Certain passenger- and driver-side air bags that Takata made since 2000 are at risk of exploding too forcefully, sending metal shrapnel into a vehicle. The U.S. National Highway Traffic Safety Administration is pushing Takata to accelerate its production of replacement parts.

To date, 10 auto makers, including Honda, Toyota, Nissan and General Motors Co., have recalled more than 10 million vehicles in the U.S. At the end of October, NHTSA urged Takata and these car makers to promptly recall vehicles in certain hot and humid regions, including some regions where companies had conducted safety campaigns.

Takata CEO Shigehisa Takada apologized over the recent recalls in late October. "We are fully committed to promptly identifying the underlying cause of the problems, and to do our best to deliver the safest products to our customers," he said in a statement.

Takata assumed in its forecast for its March-ending fiscal year that the company will pay all recall-related costs, Chief Financial Officer Yoichiro Nomura said. He declined to comment on whether Takata might later split costs with auto makers and what any sharing might be. "We certainly do bear the manufacturing liability," Mr. Nomura said at a news conference in Tokyo. "We are working so that we can hand over the replacement."

He declined to speak in detail about the production pace of replacement inflaters, though he said that he hasn't heard of any problems and that Takata hasn't asked other inflater manufacturers to produce replacement parts for it.

Mr. Nomura also said he wasn't aware of any product-order cancellations for the second half of the financial year.

Takata posted a fiscal first-half net loss of Yen35.2 billion, compared with a net profit of Yen769 million in the year-earlier period. The company, which reports its earnings based on Japanese accounting standards, didn't provide a quarterly breakdown of the figure. According to calculations suggested by Takata, subtracting an April-June net loss of Yen38.6 billion from the total indicates the company had a net profit of Yen3.4 billion for the three months ended Sept. 30.

Takata took a Yen5.2 billion charge for the latest quarter, Yen2.9 billion of which was related to recent recalls. The rest involved money to settle U.S. cartel-related cases.

The projected full-year loss would be Takata's second such loss in three years. In the year ended March 2013, Takata posted a net loss of Yen21.1 billion to cover costs connected to recalls.

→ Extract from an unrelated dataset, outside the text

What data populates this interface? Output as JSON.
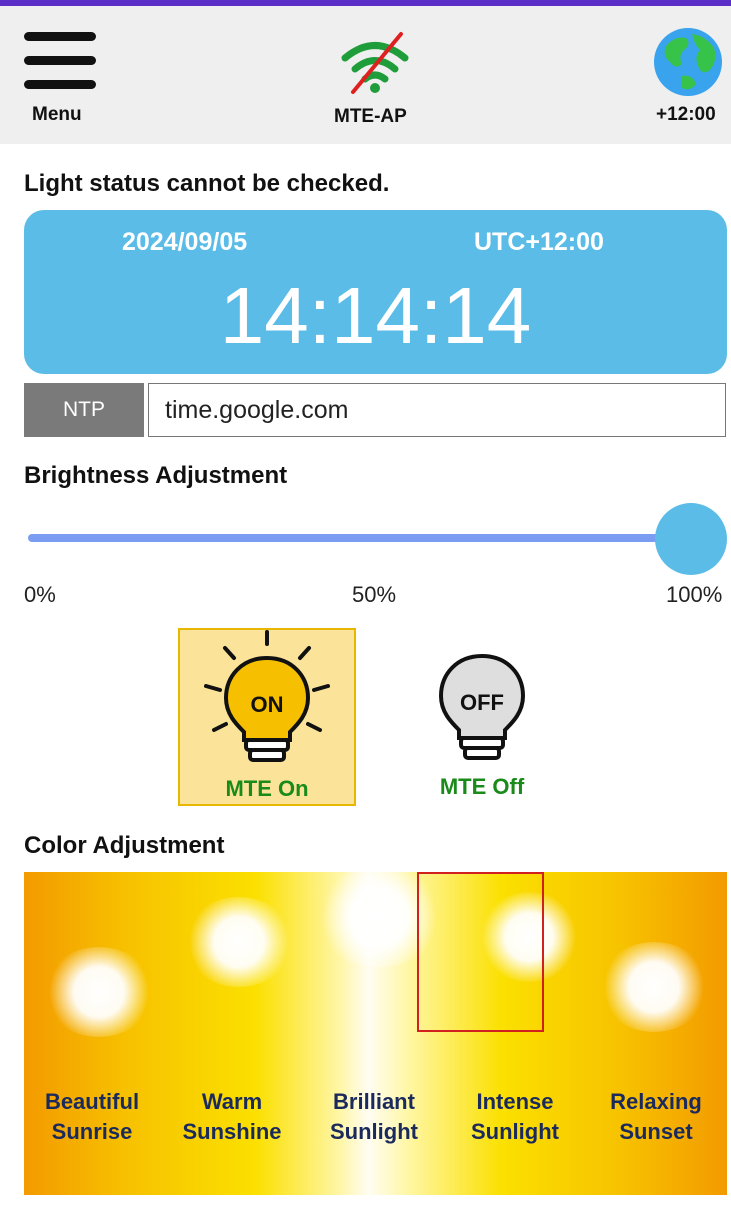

Separately, Daicel Corp., a Japanese air-bag inflater maker that competes with and supplies parts to Takata, on Thursday raised its full-year net profit outlook by 19% to Yen28.5 billion, citing a weaker yen and solid performance in businesses besides inflaters.

The Osaka-based company, which makes a wide range of products, including cigarette filters and optical films, didn't cite any impact from the Takata air-bag recall. The business unit that makes inflaters accounts for around 20% of its total revenue.

U.S. federal auto-safety regulators, already under fire for the handling of the General Motors ignition-switch recall, have been investigating why some Takata air-bag inflaters have exploded in certain high-temperature and high-humidity areas, such as Florida, after years on the road.

NHTSA recently ordered Takata to submit documents related to manufacturing problems involving certain air-bag inflaters, and it ordered Honda to submit records related to deaths and injuries.